Non-small cell lung cancer can acquire resistance to immune checkpoint blockade agents through evolutionary culling of tumor clones harboring the mutations for cell surface neoantigens that are recognized by patients’ immune T cells.
Non-small cell lung cancer (NSCLC) can acquire resistance to immune checkpoint blockade agents through evolutionary culling of tumor clones harboring the mutations for cell surface neoantigens that are recognized by patients’ immune T cells, according to a small study published in Cancer Discovery.
“When the cancer cells shed these mutations, they discard the evidence that would normally lead them to be recognized by the body’s protective immune cells,” said corresponding study author and Professor of Oncology Victor Velculescu, MD, PhD, of the Sidney Kimmel Comprehensive Cancer Center and the Bloomberg-Kimmel Institute for Cancer Immunotherapy at Johns Hopkins University School of Medicine in Baltimore.
Nearly half of patients with NSCLC suffer acquired tumor resistance to checkpoint inhibitors but the underlying mechanisms have remained a “mystery,” Dr. Velculescu noted.
The researchers used whole-exome sequencing and next-generation sequencing to study four patients’ NSCLC tumors and one patient’s head and neck cancer before initiation of immune checkpoint blockade therapy with the anti-PD-1 agent nivolumab with or without the anti-CTLA4 agent ipilimumab, and again after the tumors had acquired treatment resistance.

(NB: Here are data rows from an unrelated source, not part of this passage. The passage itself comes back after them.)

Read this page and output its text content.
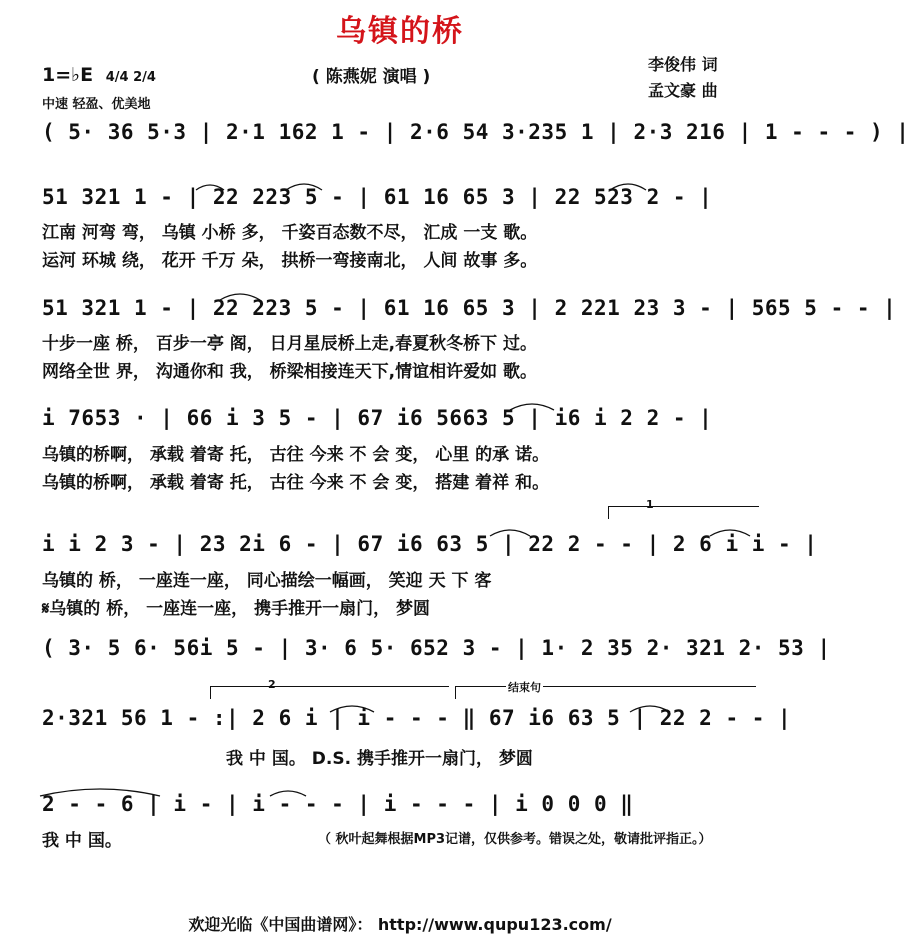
乌镇的桥
( 陈燕妮 演唱 )
李俊伟 词
孟文豪 曲
1=♭E 4/4 2/4
中速 轻盈、优美地
( 5· 36 5·3 | 2·1 162 1 - | 2·6 54 3·235 1 | 2·3 216 | 1 - - - ) |
51 321 1 - | 22 223 5 - | 61 16 65 3 | 22 523 2 - |
江南 河弯 弯， 乌镇 小桥 多， 千姿百态数不尽， 汇成 一支 歌。
运河 环城 绕， 花开 千万 朵， 拱桥一弯接南北， 人间 故事 多。
51 321 1 - | 22 223 5 - | 61 16 65 3 | 2 221 23 3 - | 565 5 - - |
十步一座 桥， 百步一亭 阁， 日月星辰桥上走,春夏秋冬桥下 过。
网络全世 界， 沟通你和 我， 桥梁相接连天下,情谊相许爱如 歌。
i 7653 · | 66 i 3 5 - | 67 i6 5663 5 | i6 i 2 2 - |
乌镇的桥啊， 承载 着寄 托， 古往 今来 不 会 变， 心里 的承 诺。
乌镇的桥啊， 承载 着寄 托， 古往 今来 不 会 变， 搭建 着祥 和。
1
i i 2 3 - | 23 2i 6 - | 67 i6 63 5 | 22 2 - - | 2 6 i i - |
乌镇的 桥， 一座连一座， 同心描绘一幅画， 笑迎 天 下 客
𝄋乌镇的 桥， 一座连一座， 携手推开一扇门， 梦圆
( 3· 5 6· 56i 5 - | 3· 6 5· 652 3 - | 1· 2 35 2· 321 2· 53 |
2	结束句
2·321 56 1 - :| 2 6 i | i - - - ‖ 67 i6 63 5 | 22 2 - - |
我 中 国。 D.S. 携手推开一扇门， 梦圆
2 - - 6 | i - | i - - - | i - - - | i 0 0 0 ‖
我 中 国。	（ 秋叶起舞根据MP3记谱，仅供参考。错误之处，敬请批评指正。）
欢迎光临《中国曲谱网》： http://www.qupu123.com/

They found that acquired tumor resistance was accompanied by the loss of between seven and 18 neoantigen-encoding tumor mutations. Neoantigen loss “occurred through elimination of tumor subclones or through deletion of chromosomal regions” that contained mutations, they concluded.
“In some instances, we found that chromosomes in the cancer cells’ nuclei were missing an entire arm containing these mutated genes,” Dr. Velculescu noted.

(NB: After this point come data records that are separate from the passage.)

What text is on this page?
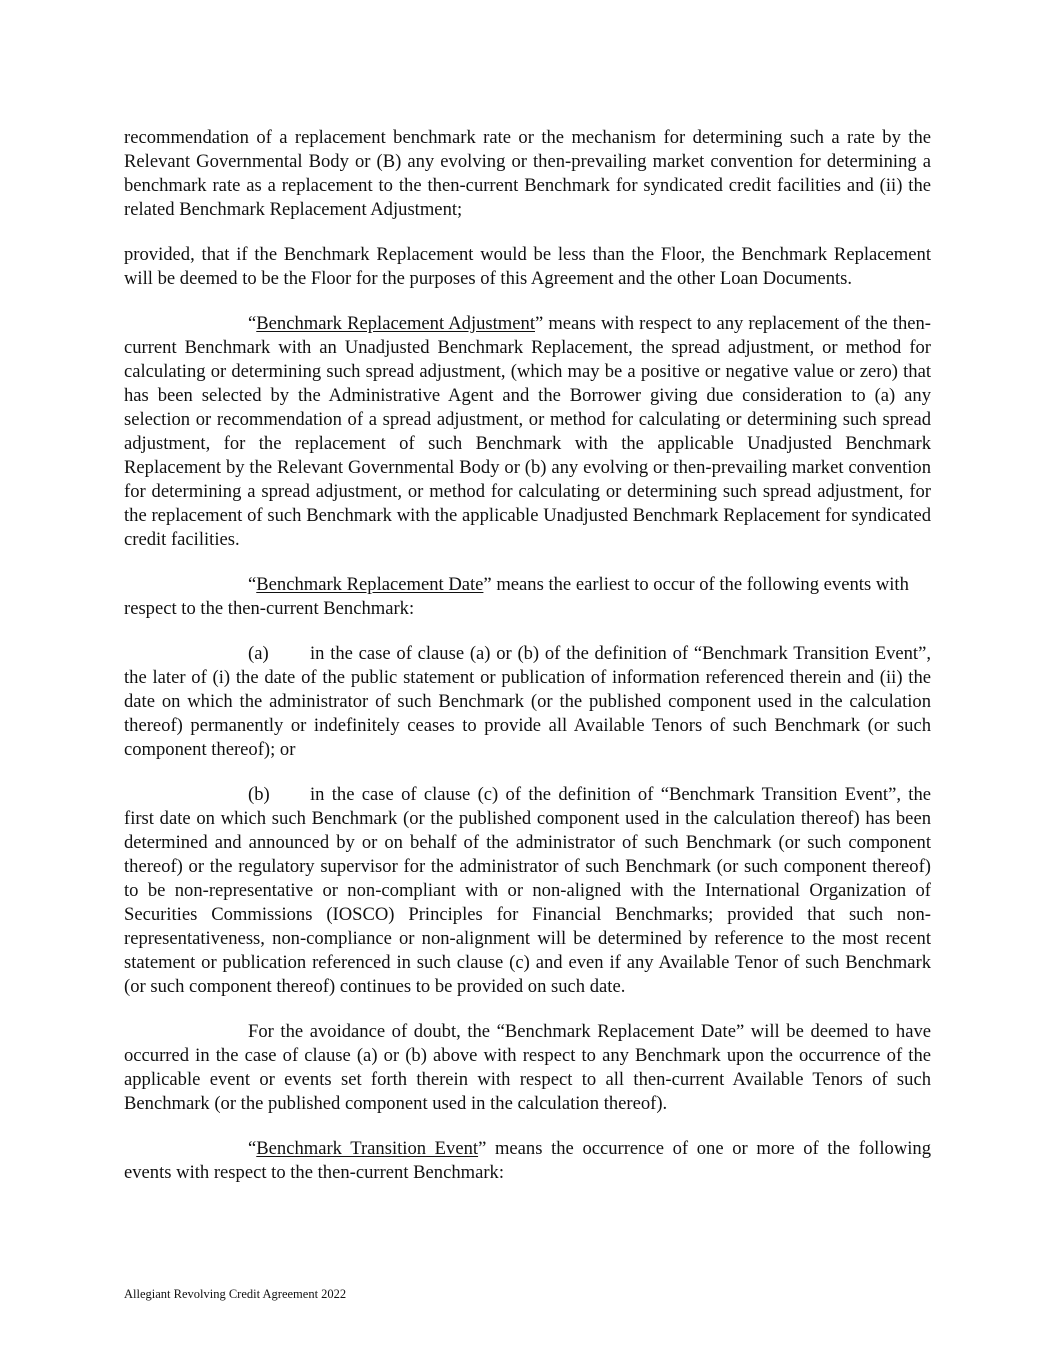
recommendation of a replacement benchmark rate or the mechanism for determining such a rate by the Relevant Governmental Body or (B) any evolving or then-prevailing market convention for determining a benchmark rate as a replacement to the then-current Benchmark for syndicated credit facilities and (ii) the related Benchmark Replacement Adjustment;

provided, that if the Benchmark Replacement would be less than the Floor, the Benchmark Replacement will be deemed to be the Floor for the purposes of this Agreement and the other Loan Documents.

“Benchmark Replacement Adjustment” means with respect to any replacement of the then-current Benchmark with an Unadjusted Benchmark Replacement, the spread adjustment, or method for calculating or determining such spread adjustment, (which may be a positive or negative value or zero) that has been selected by the Administrative Agent and the Borrower giving due consideration to (a) any selection or recommendation of a spread adjustment, or method for calculating or determining such spread adjustment, for the replacement of such Benchmark with the applicable Unadjusted Benchmark Replacement by the Relevant Governmental Body or (b) any evolving or then-prevailing market convention for determining a spread adjustment, or method for calculating or determining such spread adjustment, for the replacement of such Benchmark with the applicable Unadjusted Benchmark Replacement for syndicated credit facilities.

“Benchmark Replacement Date” means the earliest to occur of the following events with respect to the then-current Benchmark:

(a) in the case of clause (a) or (b) of the definition of “Benchmark Transition Event”, the later of (i) the date of the public statement or publication of information referenced therein and (ii) the date on which the administrator of such Benchmark (or the published component used in the calculation thereof) permanently or indefinitely ceases to provide all Available Tenors of such Benchmark (or such component thereof); or

(b) in the case of clause (c) of the definition of “Benchmark Transition Event”, the first date on which such Benchmark (or the published component used in the calculation thereof) has been determined and announced by or on behalf of the administrator of such Benchmark (or such component thereof) or the regulatory supervisor for the administrator of such Benchmark (or such component thereof) to be non-representative or non-compliant with or non-aligned with the International Organization of Securities Commissions (IOSCO) Principles for Financial Benchmarks; provided that such non-representativeness, non-compliance or non-alignment will be determined by reference to the most recent statement or publication referenced in such clause (c) and even if any Available Tenor of such Benchmark (or such component thereof) continues to be provided on such date.

For the avoidance of doubt, the “Benchmark Replacement Date” will be deemed to have occurred in the case of clause (a) or (b) above with respect to any Benchmark upon the occurrence of the applicable event or events set forth therein with respect to all then-current Available Tenors of such Benchmark (or the published component used in the calculation thereof).

“Benchmark Transition Event” means the occurrence of one or more of the following events with respect to the then-current Benchmark:

Allegiant Revolving Credit Agreement 2022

The researchers subsequently cultured the neoantigen proteins missing from immunotherapy-resistant tumors with immune cells from patient blood samples and found that up to six of the mutant neoantigens were indeed recognized by immune T cells. Neoantigens associated with HELB, SCL26A7 and PGAP1 mutations were associated with clonal T-cell expansion, for example.
The findings “imply that widening the breadth of neoantigen reactivity may mitigate the development of acquired resistance” to immunotherapies, the authors concluded.
“Checkpoint inhibitors are one of the most exciting recent advances for cancers, but the mechanism by which most patients become resistant to these therapies has been a mystery,” he said. “Our findings offer evidence about how cancer cells evolve during immunotherapy.”